A reoccurring theme that has been taking place all week for me is God’s unconditional love. More specifically, His love for me. I stumbled upon a verse in Hosea this week. It’s found in Hosea 2:6-7, 14. It says, “Therefore I will block her path with thornbushes; I will wall her in so she cannot find her way. She will chase after her lovers but not catch them; she will look for them but not find them. Therefore I am now going to allure her; I will lead her into the desert and speak tenderly to her”. In reading this, I realized that I had watered down Christ’s love and had simply forgotten what it was like to sit quietly and soak up His presence. So being the relentless and pursuing God that He is, He took matters into His own hands, led me into the desert, and began speaking tenderly towards me. In simply being with Him, I have once again discovered the beauty of basking in His presence.
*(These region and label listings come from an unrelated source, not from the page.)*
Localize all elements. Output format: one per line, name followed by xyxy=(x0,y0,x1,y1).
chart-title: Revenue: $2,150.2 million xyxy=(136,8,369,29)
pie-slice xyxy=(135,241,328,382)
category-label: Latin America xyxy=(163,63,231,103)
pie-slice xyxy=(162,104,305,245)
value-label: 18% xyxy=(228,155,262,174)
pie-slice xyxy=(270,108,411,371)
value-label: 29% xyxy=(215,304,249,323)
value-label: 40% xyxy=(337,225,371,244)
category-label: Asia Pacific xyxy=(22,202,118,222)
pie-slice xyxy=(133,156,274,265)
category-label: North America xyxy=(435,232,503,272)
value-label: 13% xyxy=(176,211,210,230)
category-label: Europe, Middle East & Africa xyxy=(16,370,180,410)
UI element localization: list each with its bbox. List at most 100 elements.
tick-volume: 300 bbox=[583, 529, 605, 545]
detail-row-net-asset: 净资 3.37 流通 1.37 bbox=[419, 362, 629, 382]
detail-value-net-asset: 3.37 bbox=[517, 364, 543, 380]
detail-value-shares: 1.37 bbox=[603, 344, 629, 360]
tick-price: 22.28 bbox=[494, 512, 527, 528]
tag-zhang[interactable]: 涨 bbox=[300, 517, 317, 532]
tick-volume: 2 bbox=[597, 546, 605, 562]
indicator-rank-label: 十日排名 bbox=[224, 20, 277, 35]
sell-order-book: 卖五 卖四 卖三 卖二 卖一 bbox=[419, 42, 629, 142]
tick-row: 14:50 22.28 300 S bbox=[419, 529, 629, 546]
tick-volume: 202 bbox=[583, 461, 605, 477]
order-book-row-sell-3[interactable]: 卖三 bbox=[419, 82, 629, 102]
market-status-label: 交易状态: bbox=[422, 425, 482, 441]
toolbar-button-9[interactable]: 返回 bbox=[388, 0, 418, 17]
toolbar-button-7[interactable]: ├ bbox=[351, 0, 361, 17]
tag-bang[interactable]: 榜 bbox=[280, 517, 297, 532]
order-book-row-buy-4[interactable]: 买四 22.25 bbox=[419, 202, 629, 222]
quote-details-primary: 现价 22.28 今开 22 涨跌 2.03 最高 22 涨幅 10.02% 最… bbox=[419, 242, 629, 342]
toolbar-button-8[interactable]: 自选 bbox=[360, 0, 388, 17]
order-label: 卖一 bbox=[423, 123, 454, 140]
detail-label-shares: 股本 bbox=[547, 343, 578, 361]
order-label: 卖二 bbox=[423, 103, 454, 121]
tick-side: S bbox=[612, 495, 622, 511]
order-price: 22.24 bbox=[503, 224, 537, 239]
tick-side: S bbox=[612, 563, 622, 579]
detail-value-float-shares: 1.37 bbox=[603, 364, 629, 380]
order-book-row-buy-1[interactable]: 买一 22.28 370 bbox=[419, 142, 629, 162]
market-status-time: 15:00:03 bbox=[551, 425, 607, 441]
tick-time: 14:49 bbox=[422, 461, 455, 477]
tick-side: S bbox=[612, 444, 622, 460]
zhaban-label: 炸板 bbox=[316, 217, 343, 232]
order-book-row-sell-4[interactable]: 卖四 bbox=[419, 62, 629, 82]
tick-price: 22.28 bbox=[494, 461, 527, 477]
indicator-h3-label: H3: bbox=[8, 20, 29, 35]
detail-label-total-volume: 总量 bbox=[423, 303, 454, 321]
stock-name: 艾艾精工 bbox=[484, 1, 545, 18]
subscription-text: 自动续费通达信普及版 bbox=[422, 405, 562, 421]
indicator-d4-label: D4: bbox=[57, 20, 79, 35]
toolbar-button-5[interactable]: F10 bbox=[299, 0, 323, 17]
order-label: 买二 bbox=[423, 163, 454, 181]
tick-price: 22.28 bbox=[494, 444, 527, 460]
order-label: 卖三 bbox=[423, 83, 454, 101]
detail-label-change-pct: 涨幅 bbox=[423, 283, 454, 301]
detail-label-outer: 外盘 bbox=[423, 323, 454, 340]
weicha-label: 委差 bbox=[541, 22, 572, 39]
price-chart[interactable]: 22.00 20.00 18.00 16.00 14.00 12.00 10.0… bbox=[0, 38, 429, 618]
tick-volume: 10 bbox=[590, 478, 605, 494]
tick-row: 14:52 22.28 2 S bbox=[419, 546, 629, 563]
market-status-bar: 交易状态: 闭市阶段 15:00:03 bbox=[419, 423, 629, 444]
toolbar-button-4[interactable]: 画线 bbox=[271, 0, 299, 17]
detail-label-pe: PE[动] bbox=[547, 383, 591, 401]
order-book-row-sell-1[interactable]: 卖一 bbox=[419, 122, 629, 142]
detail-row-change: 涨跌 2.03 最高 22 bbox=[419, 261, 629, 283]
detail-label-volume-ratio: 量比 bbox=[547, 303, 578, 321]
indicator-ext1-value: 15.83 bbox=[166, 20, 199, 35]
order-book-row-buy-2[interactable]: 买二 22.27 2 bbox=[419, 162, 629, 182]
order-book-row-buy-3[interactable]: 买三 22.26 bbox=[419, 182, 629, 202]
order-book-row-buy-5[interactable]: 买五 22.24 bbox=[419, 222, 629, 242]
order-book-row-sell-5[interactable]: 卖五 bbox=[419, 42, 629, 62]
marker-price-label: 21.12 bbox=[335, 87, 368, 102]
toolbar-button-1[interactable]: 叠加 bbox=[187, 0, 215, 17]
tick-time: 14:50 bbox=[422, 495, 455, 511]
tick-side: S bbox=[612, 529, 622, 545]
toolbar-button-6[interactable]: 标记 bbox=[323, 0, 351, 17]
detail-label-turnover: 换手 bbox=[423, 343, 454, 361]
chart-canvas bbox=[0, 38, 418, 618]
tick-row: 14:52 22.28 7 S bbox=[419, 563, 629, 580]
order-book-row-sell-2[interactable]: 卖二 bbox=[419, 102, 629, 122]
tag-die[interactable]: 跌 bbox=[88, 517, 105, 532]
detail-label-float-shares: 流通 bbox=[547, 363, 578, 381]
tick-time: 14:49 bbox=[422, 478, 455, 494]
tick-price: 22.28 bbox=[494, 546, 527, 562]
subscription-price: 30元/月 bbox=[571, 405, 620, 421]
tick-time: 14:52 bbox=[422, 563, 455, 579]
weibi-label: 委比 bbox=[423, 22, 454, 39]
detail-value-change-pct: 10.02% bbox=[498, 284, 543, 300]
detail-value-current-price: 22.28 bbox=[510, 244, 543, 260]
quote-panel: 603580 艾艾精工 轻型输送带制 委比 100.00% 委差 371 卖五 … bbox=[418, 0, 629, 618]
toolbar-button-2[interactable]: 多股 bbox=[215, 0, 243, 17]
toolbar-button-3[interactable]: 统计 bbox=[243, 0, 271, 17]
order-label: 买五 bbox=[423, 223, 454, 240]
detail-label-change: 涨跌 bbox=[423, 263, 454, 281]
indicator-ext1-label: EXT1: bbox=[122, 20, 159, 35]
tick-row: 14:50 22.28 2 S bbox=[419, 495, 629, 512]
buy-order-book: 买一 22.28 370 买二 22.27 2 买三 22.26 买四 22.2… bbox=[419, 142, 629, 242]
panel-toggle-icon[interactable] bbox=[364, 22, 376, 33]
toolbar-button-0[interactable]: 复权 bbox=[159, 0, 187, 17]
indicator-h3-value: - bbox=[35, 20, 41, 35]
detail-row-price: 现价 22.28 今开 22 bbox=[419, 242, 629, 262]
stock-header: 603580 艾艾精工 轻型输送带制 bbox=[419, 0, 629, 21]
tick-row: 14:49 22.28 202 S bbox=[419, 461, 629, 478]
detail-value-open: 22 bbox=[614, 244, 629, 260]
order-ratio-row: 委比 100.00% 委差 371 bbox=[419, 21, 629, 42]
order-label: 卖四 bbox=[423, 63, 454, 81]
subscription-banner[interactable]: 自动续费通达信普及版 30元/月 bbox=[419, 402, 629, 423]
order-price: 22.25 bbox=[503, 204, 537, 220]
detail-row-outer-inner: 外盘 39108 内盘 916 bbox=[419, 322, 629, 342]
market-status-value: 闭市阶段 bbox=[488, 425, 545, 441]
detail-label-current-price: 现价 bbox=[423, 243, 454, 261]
Yesterday, as I re-pierced my cartilage, I was baffled by how easily it was to let something slowly close up without being aware of it. It simply happened over time because I lacked caring for it. God saw something He wanted to save, much like I did with my earring. He realized what was happening and did not want our love to become a distant and hazy thing of the past. He wanted to continue to pursue me, for His love is so deep we could drown in it and never get enough. He had to block my way and lead me into the desert to speak tenderly to me. Although it was a painful process in leaving and voyaging somewhere completely foreign to me, it was worth it.

I was pierced by God’s love when I finally understood that He would care so much to speak such a simple lesson to me. I couldn’t help but be reminded of Christ being pierced onto the cross through all of that. Jesus chose to go to such lengths for me; to show me He loved me. I know that before I can fully impact people here in Nicaragua, or when I return to the states, I must first grasp the firm understanding that God loves me. I have to feel His love so that I can love people the way He so intended me to.

If God’s mission was to show me His love for me and deepen my love for Him and His children, then I’d say this trip is worth it. If we don’t have love, we have nothing. We are meant to be the light of the world. How can I be the light without first being reminded by God’s love?